Free Writing...Or At Least a Wierd Attempt

"It was a bright cold day in April and all the clocks were striking thirteen." My neighbor Joe always muttered crazy things like that. Who knew what was going on in his head? The man had been through so much in his life. He was born back when drinking would have put you in jail, and now drinking is the one common think Joe and I share. Life is hard when you go through a war, and as crazy as it may seem, Joe is the one person that can understand what it’s like. Granted, he saw a much different war than I did, but the effects were the same.
"It was a bright cold day in April and all the clocks were striking thirteen,” he muttered again, speaking about his time stationed in Germany. Joe served in the second World War and was in Berlin after the Nazi surrender. “The Nazi surrender seemed as impossible as a 13th hour. That’s why we used that phrase,” Joe continued. “I stood beneath the grand clock in the square and I was scared. Surrounded by my rejoicing brothers, I could only feel fear for what I was going to return to when I returned home.” Joe knew that when he made it back to his North Dakota farm that the house would be empty. His wife had run off during the war, Joe finding out with the ever so familiar “Dear John” letter. He didn’t know how he was going to get through it. To him he was leaving one war to enter another. There would be a divorce to go through, papers to sign, property to split. It was almost as if he never wanted to leave that square in Berlin.

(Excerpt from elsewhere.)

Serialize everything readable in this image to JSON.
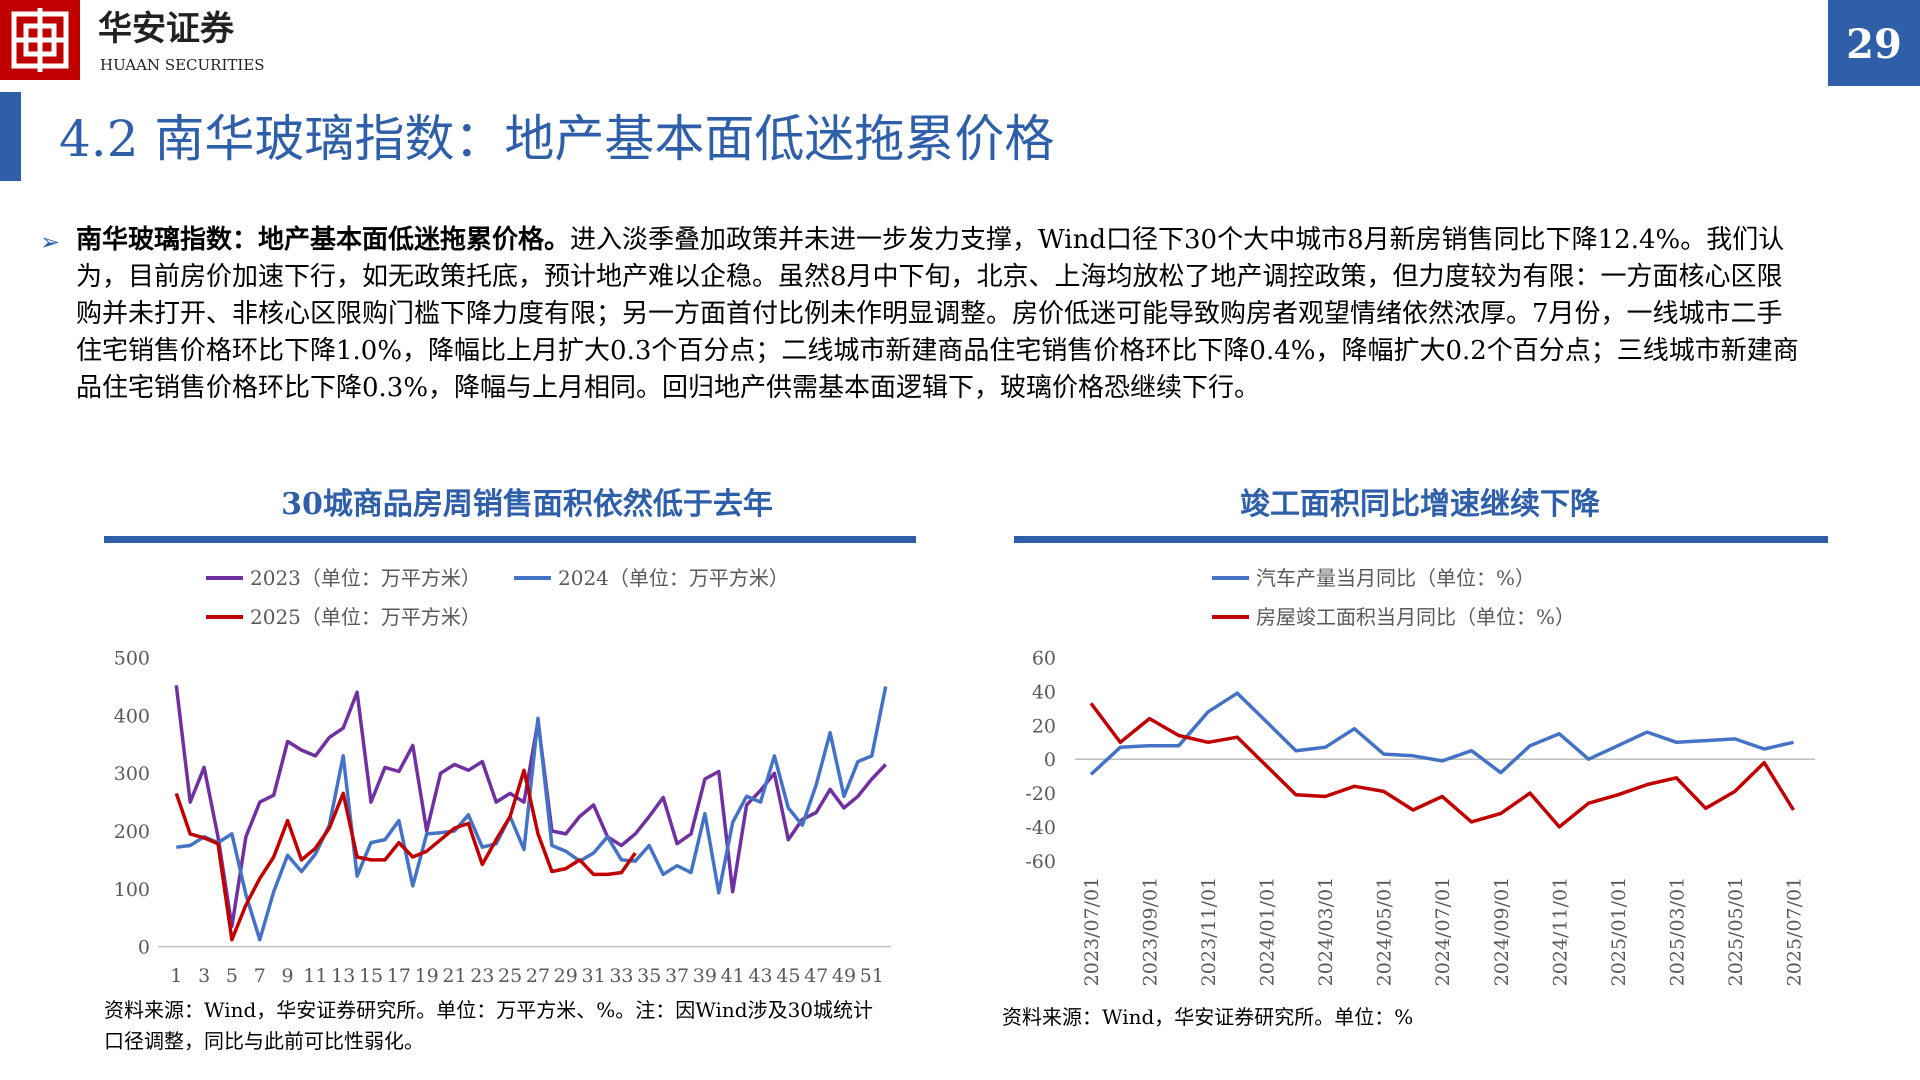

Joe did leave that square though and after a lengthy divorce he was living in a one bedroom studio apartment in a small developing downtown area named after St. Paul. He would live there for the next sixty years.
I started renting the apartment next to Joe three years ago, and although the man is pushing ninety, he is the one person in my life I can relate to. Joe knew war, as did I. Granted, he spoke about it, had stories, and could illustrate his time of American Patriotism. For me however, it was too horrific, to hard to bare. The years I spent over there where years I’m not ready to relive, if I even can ever. Listening to Joe gives me hope though, if a man like that can have a life full of joy, full of sadness, and full of well life, then what’s stopping me. My hope is when I’m ninety I will be able to return the favor that Joe does for me. His time, his friendship gets me through on days when all I can think about is that time in my life, I time I wish to forget. Yet it appears that the chances of it being forgotten are as good as the clock striking thirteen.